Researchers from the Howard Hughes Medical Institute at the IU Medical Center and Takara Shuzo Co., Ltd., a leading biotechnology company in Japan that owns the worldwide patents for clone fibronectin fragments, propose that their findings have significant implications for future human gene therapy trials.
The research team reported that the human protein fibronectin, which already was known to have adhesion properties, also can act as an adhesive for retroviral particles that are used to transport genes into cells in gene therapy protocols.
David Williams, M.D., principal investigator of the study and member of the Herman B Wells Center for Pediatric Research at the IU Medical Center and a Howard Hughes Medical Institute investigator explains:
"In essence, think of fibronectin as Velcro and retroviral particles and stem cells as balls. Envision that, like Velcro, the fibronectin allows attachment of the retroviral particles and stem cells, or balls, immediately adjacent to each other. This then permits genes to pass easily from the retroviral ball to the stem cell ball."
Williams also said that the findings answer some of the unknown questions that have eluded gene therapy researchers and therefore allowed only slow, limited progress in this area of research. He noted that the findings have significant implications for gene therapy trials, and may have implications for the development of new strategies in treatment of retroviral infections such as HIV.
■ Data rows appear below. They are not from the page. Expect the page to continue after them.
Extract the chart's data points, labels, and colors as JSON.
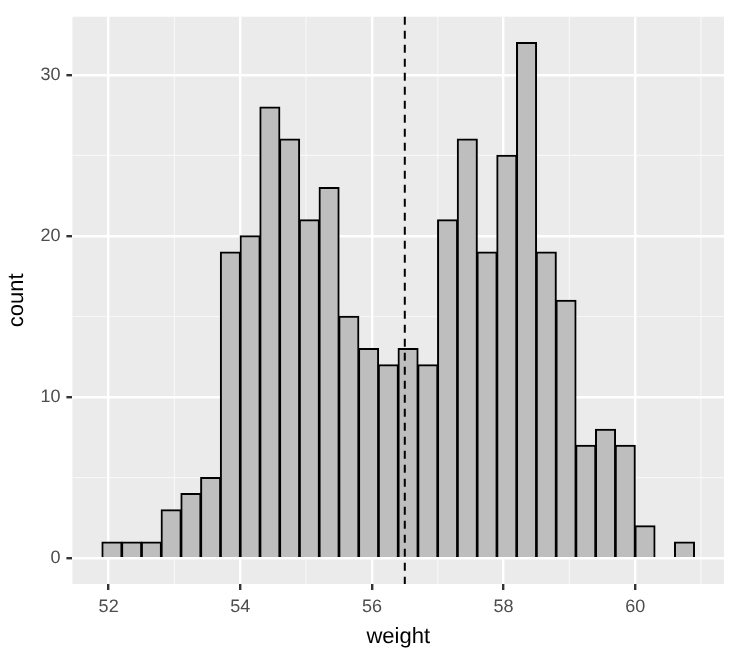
{
  "chart_data": {
    "type": "histogram",
    "xlabel": "weight",
    "ylabel": "count",
    "bins": [
      51.9,
      52.2,
      52.5,
      52.8,
      53.1,
      53.4,
      53.7,
      54.0,
      54.3,
      54.6,
      54.9,
      55.2,
      55.5,
      55.8,
      56.1,
      56.4,
      56.7,
      57.0,
      57.3,
      57.6,
      57.9,
      58.2,
      58.5,
      58.8,
      59.1,
      59.4,
      59.7,
      60.0,
      60.3,
      60.6,
      60.9
    ],
    "values": [
      1,
      1,
      1,
      3,
      4,
      5,
      19,
      20,
      28,
      26,
      21,
      23,
      15,
      13,
      12,
      13,
      12,
      21,
      26,
      19,
      25,
      32,
      19,
      16,
      7,
      8,
      7,
      2,
      0,
      1
    ],
    "color": "#bebebe",
    "xlim": [
      51.45,
      61.35
    ],
    "xticks": [
      52,
      54,
      56,
      58,
      60
    ],
    "ylim": [
      -1.6,
      33.6
    ],
    "yticks": [
      0,
      10,
      20,
      30
    ],
    "grid": true,
    "ref_lines": [
      {
        "axis": "x",
        "value": 56.5,
        "color": "#000000",
        "line_style": "dashed"
      }
    ]
  }
}
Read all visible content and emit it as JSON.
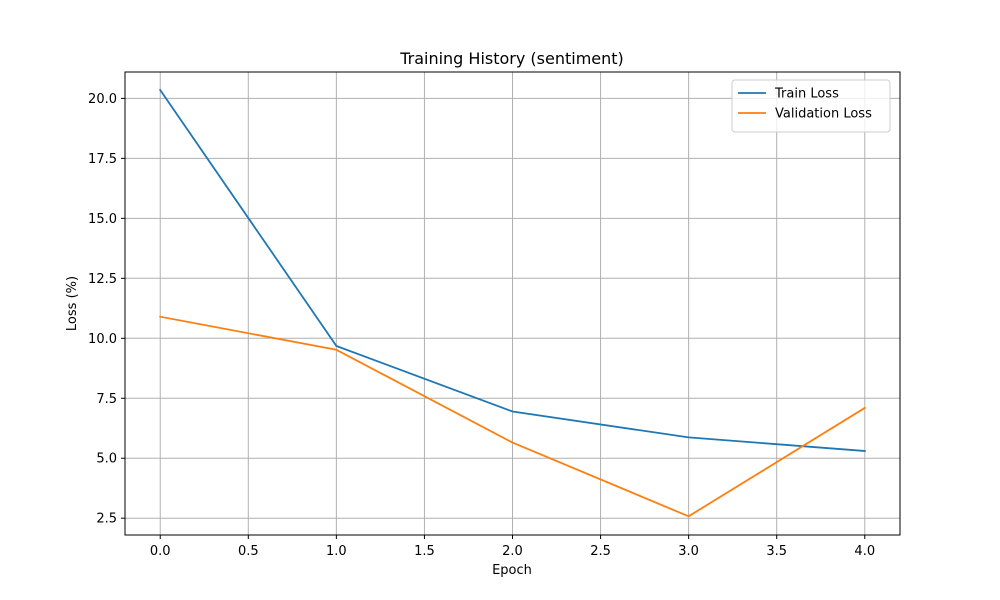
{
  "chart_data": {
    "type": "line",
    "title": "Training History (sentiment)",
    "xlabel": "Epoch",
    "ylabel": "Loss (%)",
    "x": [
      0,
      1,
      2,
      3,
      4
    ],
    "xlim": [
      -0.2,
      4.2
    ],
    "ylim": [
      1.8,
      21.1
    ],
    "xticks": [
      0.0,
      0.5,
      1.0,
      1.5,
      2.0,
      2.5,
      3.0,
      3.5,
      4.0
    ],
    "xtick_labels": [
      "0.0",
      "0.5",
      "1.0",
      "1.5",
      "2.0",
      "2.5",
      "3.0",
      "3.5",
      "4.0"
    ],
    "yticks": [
      2.5,
      5.0,
      7.5,
      10.0,
      12.5,
      15.0,
      17.5,
      20.0
    ],
    "ytick_labels": [
      "2.5",
      "5.0",
      "7.5",
      "10.0",
      "12.5",
      "15.0",
      "17.5",
      "20.0"
    ],
    "grid": true,
    "legend_position": "top-right",
    "series": [
      {
        "name": "Train Loss",
        "color": "#1f77b4",
        "values": [
          20.35,
          9.68,
          6.95,
          5.87,
          5.3
        ]
      },
      {
        "name": "Validation Loss",
        "color": "#ff7f0e",
        "values": [
          10.9,
          9.52,
          5.65,
          2.58,
          7.1
        ]
      }
    ]
  }
}
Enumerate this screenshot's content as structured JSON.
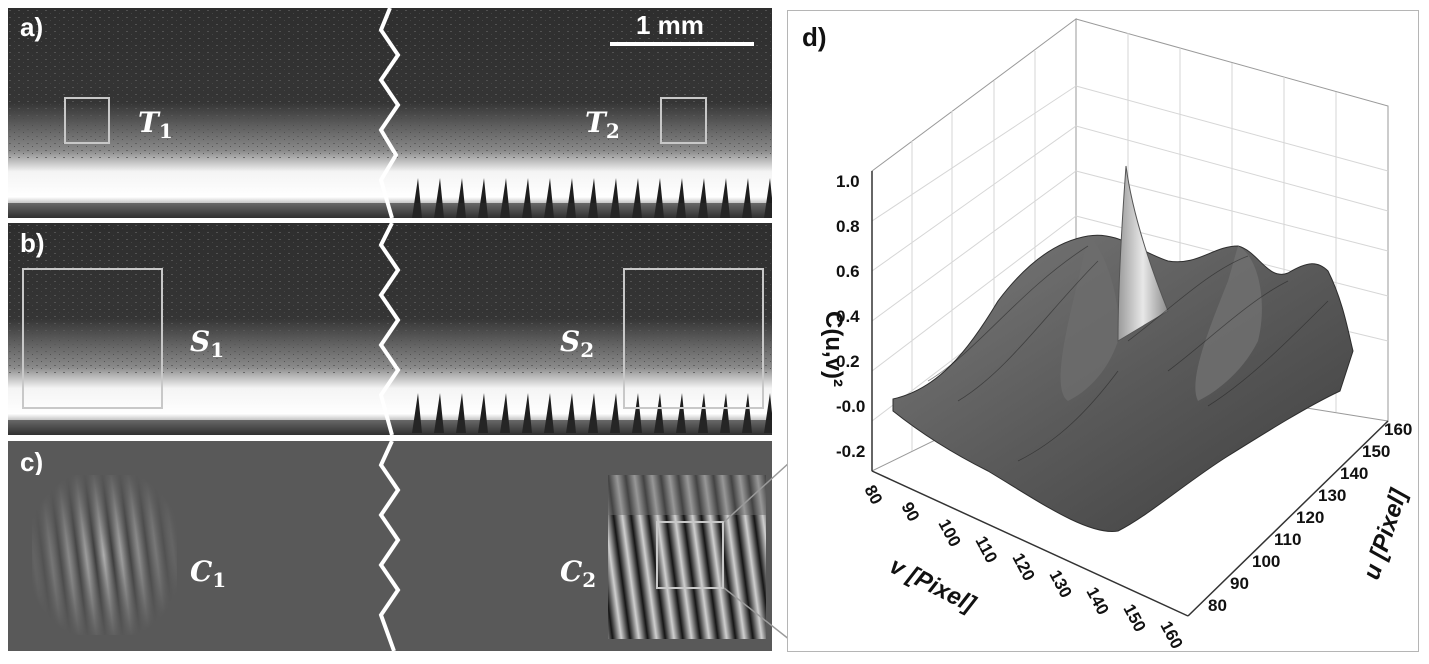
{
  "panel_a": {
    "label": "a)",
    "scale_text": "1 mm",
    "sym1": "T",
    "sub1": "1",
    "sym2": "T",
    "sub2": "2"
  },
  "panel_b": {
    "label": "b)",
    "sym1": "S",
    "sub1": "1",
    "sym2": "S",
    "sub2": "2"
  },
  "panel_c": {
    "label": "c)",
    "sym1": "C",
    "sub1": "1",
    "sym2": "C",
    "sub2": "2"
  },
  "panel_d": {
    "label": "d)",
    "z_axis_label": "C(u,v)²",
    "z_ticks": [
      "1.0",
      "0.8",
      "0.6",
      "0.4",
      "0.2",
      "-0.0",
      "-0.2"
    ],
    "v_axis_label": "v [Pixel]",
    "v_ticks": [
      "80",
      "90",
      "100",
      "110",
      "120",
      "130",
      "140",
      "150",
      "160"
    ],
    "u_axis_label": "u [Pixel]",
    "u_ticks": [
      "80",
      "90",
      "100",
      "110",
      "120",
      "130",
      "140",
      "150",
      "160"
    ]
  }
}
In gene transfer, retroviral particles are used to carry normal genes into cells of the body in order to correct defective genes. Gene therapy trials have had limited success, in part because of low gene transfer efficiency. Earlier research has shown that fibronectin is abundant in bone marrow and is responsible in part for the adherence in bone marrow of hematopoietic stem cells, the source of all other blood cells. This new research showed that retroviral particles also bind to the same area of fibronectin.
Williams and other researchers at the Medical Center are awaiting approval from the FDA to begin the first human gene therapy trial using this new technology in the treatment of children and adults with brain cancers.